WARTAXPRESS.com – Komisi Pemberantasan Korupsi (KPK) tengah menelusuri pihak yang berperan sebagai penampung dana atau “juru simpan” dalam kasus dugaan korupsi pembagian kuota haji 2023–2024 di Kementerian Agama (Kemenag). Nilai kerugian negara diperkirakan mencapai Rp1 triliun.
“Perkiraan kasarnya sekitar Rp1 triliun. Nah, siapa yang jadi juru simpan dan digunakan untuk apa saja, itu yang sedang kami dalami,” kata Plt Deputi Penindakan dan Eksekusi KPK, Asep Guntur Rahayu, dikutip dari Inilahcom, Sabtu 20 September 2025.
Menurut Asep, mengungkap peran juru simpan akan mempermudah KPK melacak aliran dana, termasuk siapa saja yang menerima uang hasil korupsi.
“Kalau sudah ketahuan dana terkumpul pada seseorang, itu akan memudahkan penyidik melakukan tracing,” jelasnya.
Untuk memperkuat penelusuran, KPK bekerja sama dengan Pusat Pelaporan dan Analisis Transaksi Keuangan (PPATK).
“Kami sudah mulai berkoordinasi dengan PPATK, nanti kita telusuri rekening-rekening, misalnya uang ada pada Mr.

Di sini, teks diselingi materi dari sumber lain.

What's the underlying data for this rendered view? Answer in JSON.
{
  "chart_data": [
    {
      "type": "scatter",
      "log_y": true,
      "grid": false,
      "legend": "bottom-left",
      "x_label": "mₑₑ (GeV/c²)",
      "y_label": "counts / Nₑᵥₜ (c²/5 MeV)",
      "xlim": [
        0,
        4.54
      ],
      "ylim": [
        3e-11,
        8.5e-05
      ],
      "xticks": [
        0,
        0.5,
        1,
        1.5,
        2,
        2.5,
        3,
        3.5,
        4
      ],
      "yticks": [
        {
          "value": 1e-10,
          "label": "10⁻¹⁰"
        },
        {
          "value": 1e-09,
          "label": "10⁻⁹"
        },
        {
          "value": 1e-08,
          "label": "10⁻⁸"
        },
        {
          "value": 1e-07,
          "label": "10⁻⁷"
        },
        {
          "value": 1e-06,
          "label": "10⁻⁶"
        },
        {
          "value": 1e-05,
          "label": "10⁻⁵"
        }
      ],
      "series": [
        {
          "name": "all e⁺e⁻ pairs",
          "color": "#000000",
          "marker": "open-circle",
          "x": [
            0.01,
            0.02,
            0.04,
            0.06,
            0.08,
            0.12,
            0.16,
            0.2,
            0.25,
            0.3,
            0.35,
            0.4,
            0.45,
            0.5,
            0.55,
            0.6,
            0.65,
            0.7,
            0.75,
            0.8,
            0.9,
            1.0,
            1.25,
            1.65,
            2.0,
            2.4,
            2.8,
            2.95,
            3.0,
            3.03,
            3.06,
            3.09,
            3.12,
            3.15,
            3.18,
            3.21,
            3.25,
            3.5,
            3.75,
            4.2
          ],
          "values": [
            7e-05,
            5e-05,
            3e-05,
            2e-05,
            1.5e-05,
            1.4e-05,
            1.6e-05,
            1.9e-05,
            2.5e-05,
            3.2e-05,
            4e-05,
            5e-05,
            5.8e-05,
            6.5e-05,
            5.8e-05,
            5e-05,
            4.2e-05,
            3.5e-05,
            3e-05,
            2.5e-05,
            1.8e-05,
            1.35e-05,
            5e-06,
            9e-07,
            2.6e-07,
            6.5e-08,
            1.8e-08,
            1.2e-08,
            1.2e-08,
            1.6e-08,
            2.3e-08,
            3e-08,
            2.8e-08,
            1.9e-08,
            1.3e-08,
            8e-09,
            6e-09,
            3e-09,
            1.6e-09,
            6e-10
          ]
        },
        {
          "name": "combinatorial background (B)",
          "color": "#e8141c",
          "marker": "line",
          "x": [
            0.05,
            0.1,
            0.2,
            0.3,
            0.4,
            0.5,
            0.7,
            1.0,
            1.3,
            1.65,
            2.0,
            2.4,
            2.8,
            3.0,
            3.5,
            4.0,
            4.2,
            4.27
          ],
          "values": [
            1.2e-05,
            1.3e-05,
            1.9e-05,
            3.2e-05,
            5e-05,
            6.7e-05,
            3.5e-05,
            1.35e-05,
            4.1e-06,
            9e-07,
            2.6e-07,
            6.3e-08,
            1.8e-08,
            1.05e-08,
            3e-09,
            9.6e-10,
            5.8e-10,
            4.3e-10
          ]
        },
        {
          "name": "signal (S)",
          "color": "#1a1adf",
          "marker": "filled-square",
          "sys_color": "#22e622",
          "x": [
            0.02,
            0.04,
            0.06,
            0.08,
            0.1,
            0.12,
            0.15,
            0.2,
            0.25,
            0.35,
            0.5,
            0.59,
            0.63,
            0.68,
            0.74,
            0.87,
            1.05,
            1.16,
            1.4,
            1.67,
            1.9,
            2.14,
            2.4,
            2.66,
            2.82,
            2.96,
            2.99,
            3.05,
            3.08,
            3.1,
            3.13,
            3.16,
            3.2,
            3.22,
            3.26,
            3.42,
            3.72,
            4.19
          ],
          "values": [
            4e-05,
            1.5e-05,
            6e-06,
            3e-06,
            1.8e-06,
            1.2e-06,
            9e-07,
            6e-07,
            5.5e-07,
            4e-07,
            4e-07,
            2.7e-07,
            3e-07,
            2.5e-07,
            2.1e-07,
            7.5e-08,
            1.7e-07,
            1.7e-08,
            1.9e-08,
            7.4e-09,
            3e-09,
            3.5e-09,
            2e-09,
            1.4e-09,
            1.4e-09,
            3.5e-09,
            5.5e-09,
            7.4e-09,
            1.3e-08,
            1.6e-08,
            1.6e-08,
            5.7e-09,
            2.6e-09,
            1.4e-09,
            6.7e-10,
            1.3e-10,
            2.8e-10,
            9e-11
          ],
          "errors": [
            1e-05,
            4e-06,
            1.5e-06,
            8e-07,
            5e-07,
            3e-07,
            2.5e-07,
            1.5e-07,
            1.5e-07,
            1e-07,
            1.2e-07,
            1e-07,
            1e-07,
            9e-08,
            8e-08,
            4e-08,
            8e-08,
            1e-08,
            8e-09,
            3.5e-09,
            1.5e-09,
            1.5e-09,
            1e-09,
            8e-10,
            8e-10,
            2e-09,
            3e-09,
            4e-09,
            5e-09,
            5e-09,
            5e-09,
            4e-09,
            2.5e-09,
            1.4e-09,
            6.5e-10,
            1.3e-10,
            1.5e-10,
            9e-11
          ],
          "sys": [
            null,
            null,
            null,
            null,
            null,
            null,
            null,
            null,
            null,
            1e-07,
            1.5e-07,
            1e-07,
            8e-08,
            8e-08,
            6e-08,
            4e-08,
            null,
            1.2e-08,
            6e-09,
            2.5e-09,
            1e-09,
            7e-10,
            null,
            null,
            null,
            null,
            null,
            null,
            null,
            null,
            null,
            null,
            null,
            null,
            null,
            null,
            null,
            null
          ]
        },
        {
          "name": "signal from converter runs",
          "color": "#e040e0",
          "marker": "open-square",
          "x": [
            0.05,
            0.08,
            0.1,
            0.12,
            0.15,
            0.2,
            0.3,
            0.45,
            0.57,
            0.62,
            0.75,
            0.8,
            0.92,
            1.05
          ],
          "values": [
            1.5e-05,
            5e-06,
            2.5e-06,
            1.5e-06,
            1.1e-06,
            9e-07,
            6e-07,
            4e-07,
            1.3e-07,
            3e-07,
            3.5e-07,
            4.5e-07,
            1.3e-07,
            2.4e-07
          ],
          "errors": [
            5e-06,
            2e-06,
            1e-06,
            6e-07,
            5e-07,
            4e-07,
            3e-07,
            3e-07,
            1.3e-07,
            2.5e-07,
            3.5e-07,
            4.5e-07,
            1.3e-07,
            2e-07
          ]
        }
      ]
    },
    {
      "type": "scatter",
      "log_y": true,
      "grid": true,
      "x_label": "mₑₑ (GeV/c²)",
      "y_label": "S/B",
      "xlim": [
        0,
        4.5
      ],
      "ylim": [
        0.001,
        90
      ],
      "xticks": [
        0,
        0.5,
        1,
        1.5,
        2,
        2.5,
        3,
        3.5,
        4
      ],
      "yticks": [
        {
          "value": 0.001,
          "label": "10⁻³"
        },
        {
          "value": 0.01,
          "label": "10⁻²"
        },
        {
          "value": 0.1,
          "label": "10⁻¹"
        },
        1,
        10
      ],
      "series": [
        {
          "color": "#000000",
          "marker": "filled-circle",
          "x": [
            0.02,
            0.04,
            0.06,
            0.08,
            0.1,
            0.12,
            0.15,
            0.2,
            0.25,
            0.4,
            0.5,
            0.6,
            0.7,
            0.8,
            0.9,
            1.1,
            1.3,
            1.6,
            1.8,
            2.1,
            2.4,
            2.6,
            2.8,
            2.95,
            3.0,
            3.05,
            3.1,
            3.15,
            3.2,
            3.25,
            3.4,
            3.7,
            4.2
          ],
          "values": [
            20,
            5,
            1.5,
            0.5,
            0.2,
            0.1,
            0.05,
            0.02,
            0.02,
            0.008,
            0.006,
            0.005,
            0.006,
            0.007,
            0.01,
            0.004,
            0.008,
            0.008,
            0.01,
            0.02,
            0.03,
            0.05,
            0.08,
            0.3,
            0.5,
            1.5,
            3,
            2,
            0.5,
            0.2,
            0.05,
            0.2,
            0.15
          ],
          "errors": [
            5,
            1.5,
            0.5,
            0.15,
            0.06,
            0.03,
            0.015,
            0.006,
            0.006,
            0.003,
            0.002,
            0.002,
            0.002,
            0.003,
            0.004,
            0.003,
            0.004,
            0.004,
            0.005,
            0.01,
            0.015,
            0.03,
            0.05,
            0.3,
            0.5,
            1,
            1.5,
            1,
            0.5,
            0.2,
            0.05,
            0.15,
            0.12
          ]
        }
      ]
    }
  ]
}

X, lalu Mr. X ini representasi dari siapa, digunakan di mana saja,” tambahnya.
Kasus korupsi kuota haji ini naik ke tahap penyidikan sejak 8 Agustus 2025 berdasarkan surat perintah penyidikan umum. Meski belum ada tersangka, KPK memastikan pihak yang bertanggung jawab segera ditetapkan.
Kasus bermula dari tambahan kuota 20.000 jemaah haji dari Pemerintah Arab Saudi pada 2023 setelah pertemuan Presiden Joko Widodo dengan otoritas Saudi. Tambahan kuota kemudian dibagi lewat SK Menteri Agama Yaqut Cholil Qoumas (15 Januari 2024): 10.000 untuk haji reguler dan 10.000 untuk haji khusus.
Namun, mekanisme pembagian itu diduga melanggar UU Nomor 8 Tahun 2019 tentang Penyelenggaraan Haji dan Umrah, yang mengatur kuota 92 persen untuk reguler dan 8 persen khusus.
Dalam praktiknya, terjadi jual beli kuota haji khusus. Biro travel disebut menyetor 2.600–7.000 dolar AS per kuota (Rp41,9 juta–Rp113 juta) kepada oknum Kemenag.
Uang berasal dari calon jemaah yang dijanjikan bisa berangkat 2024 meski baru mendaftar tahun itu. Akibatnya, sekitar 8.400 jemaah reguler yang sudah menunggu lama gagal berangkat karena kuotanya terpotong.
Dari hasil korupsi tersebut, sejumlah aset dibeli, termasuk dua rumah mewah di Jakarta Selatan senilai Rp6,5 miliar yang telah disita KPK 8 September 2025.
Rumah itu diduga dibeli oleh pegawai Ditjen Penyelenggaraan Haji dan Umrah Kemenag dengan dana setoran travel sebagai “komitmen” pembagian kuota tambahan.